Der Angriff auf die Unabhängigkeit der US-Notenbank seitens Trump war aus Sichtweise der Finanzmärkte und der internationalen Politik auch ein Angriff auf den US-Leitwährungsstatus, der den USA wie keinem anderen Land hohe und prekäre Handelsdefizite und Staatsverschuldungen als auch Neuverschuldungen erlaubte. Der Anstieg des Goldpreises darf als Gradmesser des Vertrauensverlusts in den USD bewertet werden. Empfehlung: Ohne temporär am USD-Leitwährungsstatus festzuhalten, wird die angestrebte Vorbereitung der USA auf die multilaterale Ordnung scheitern. Maß und Mitte sind geboten.



Deutschland: Großteil der Firmen befürchtet negative Trump-Folgen

Die Unternehmen erwarten laut aktueller ZEW-Umfrage unter 800 Firmen mit Sitz in Deutschland (Umfrage fand zwischen Mitte März und Mitte April statt) zunehmend negative Folgen der Politik von US-Präsident Trump für unsere Wirtschaft.

Mehr als 80% im Verarbeitenden Gewerbe und in der Informationswirtschaft rechnen mit entsprechenden Konsequenzen, Im Dezember lag der Anteil bei 75%. 20% befürchten sehr negative Auswirkungen durch die US-Regierung. Weniger als 10% der Unternehmen gehen von positiven Effekten aus, so der Leiter der Befragung aus dem ZEW-Forschungsbereich.

Kommentar: Das Stimmungsbild verdunkelt sich im Lande fortgesetzt. Positive Versprechen der kommenden Regierung sind kassiert worden. Damit wurde das Vertrauensverhältnis endogen zwischen den politisch Verantwortlichen und der Wirtschaft, aber auch den Bürgern weiter pulverisiert. Exogene Faktoren, wie die US-Zollpolitik, verschärfen die Risikolage.
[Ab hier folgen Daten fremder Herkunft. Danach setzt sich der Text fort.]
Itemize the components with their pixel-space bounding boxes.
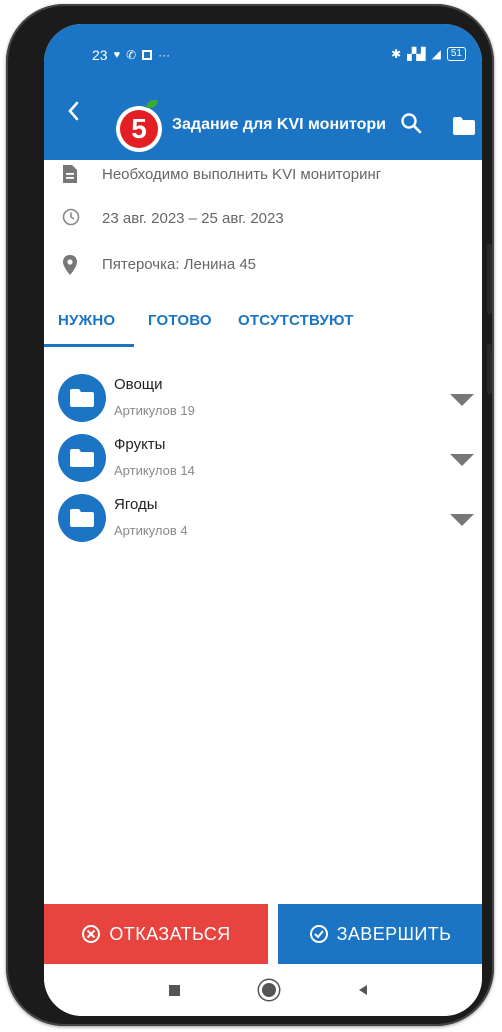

Wirtschaftsfreundliche Politik ist bestenfalls in Ansätzen oder unzureichend seitens der Politik erkennbar. In Elementarfeldern wie der Energiepolitik ist Konkurrenzfähigkeit des deutschen Standorts auch bei den geplanten Maßnahmen nicht ansatzweise in Sichtweite. Die angekündigten Mrd.-Investitionen in den USA seitens Pharma-Firmen (Roche, Eli Lily u.a.), aber auch in KI im dreistelligen Milliardenbereich finden keinen ansatzweisen Vergleich in Deutschland und der Eurozone. Der Eindruck entsteht, dass Zukunftsindustrien einen weiten Bogen um uns machen. Wie soll dann aber unsere Zukunft aussehen?



Deutschland: Neuer Bürokratierekord

Der Umfang der Bundesgesetze habe ein neues Rekordhoch erreicht, wie aus der Untersuchung von Professor Wagner von der Universität Wien in Zusammenarbeit mit der Berliner Wirtschaftsuni ESMT und der Internetplattform www.buzer.de hervorgeht. Demnach summierte sich Anfang 2025 der Umfang auf 1.306 Einzelgesetze mit rund 39.536 Normseiten. Damit sei das Volumen der Gesetzgebung innerhalb von 15 Jahren um etwa 60% angewachsen.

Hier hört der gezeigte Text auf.